VICE PRES. CHENEY: Specifically aluminum tubes. There’s a story in The New York Times this morning- this is-I don’t-and I want to attribute The Times. I don’t want to talk about, obviously, specific intelligence sources, but it’s now public that, in fact, he has been seeking to acquire, and we have been able to intercept and prevent him from acquiring through this particular channel, the kinds of tubes that are necessary to build a centrifuge.
The Times was taken for a ride, but they valued Judith Miller’s ability to get access to people like Scooter Libby. Had they accurately reported that they were being used as a conduit to leak selective and highly contentious national security intelligence, their access would have dried up.
So, the need (and it is a need) for access is one reason why the ‘objective’ press is reluctant to report lies as lies. Another reason is that they worry about alienating huge chunks of their audience (or potential audience) if they’re perceived as taking sides in political debates. They believe that they’ll undermine their credibility and their reach if they come out and flatly assert that one side of the political divide is flatly wrong or lying.
When you combine this desire for access with the value they place on being perceived as objective and non-partisan, it becomes much too easy to manipulate them into promulgating talking points, innuendo, and big and small lies.
There’s no easy way out of this conundrum for a press outfit that aspires to be ‘objective.’ But it really becomes an acute problem when there’s a massive disparity between the basic honesty of the two sides of the political divide. It’s true that Hillary Clinton has told a whopper or two in her history, but there’s nothing in her record to compare to Trump’s multiyear Birther project or even his day-to-day lie-a-minute campaign.
In this case, the Times was incensed enough to break their standard of practice and report Trump’s Birther comments for what they were. But the way he lies and the way the Republican Party, more broadly, has abandoned reality-based politics is breaking the whole model of ‘objective’ journalism.
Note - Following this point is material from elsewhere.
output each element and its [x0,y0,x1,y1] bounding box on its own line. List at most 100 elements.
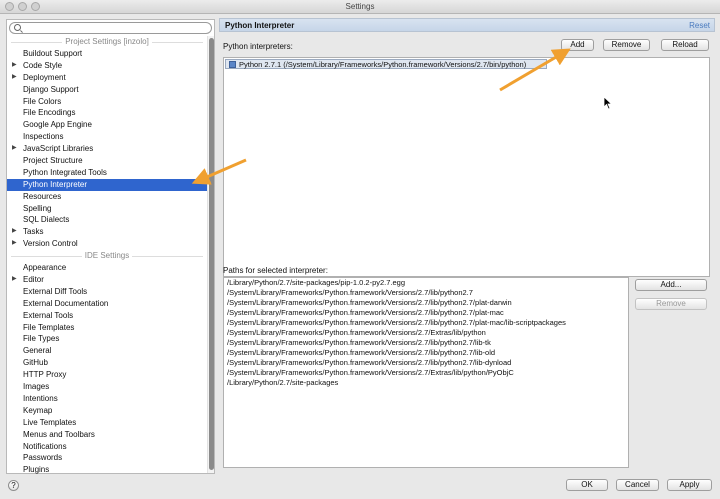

If they want to be truthful and ‘objective,’ they have little choice at this point to give up on the idea that they can avoid the perception that they’re taking sides. They’re going to have to lose some of their reputation for even-handedness in order to maintain their credibility with the reality-based community.
In other words, when one side nominates a Birther, it’s not possible or advisable to try to maintain some kind of perceived journalistic neutrality with the Birther’s supporters.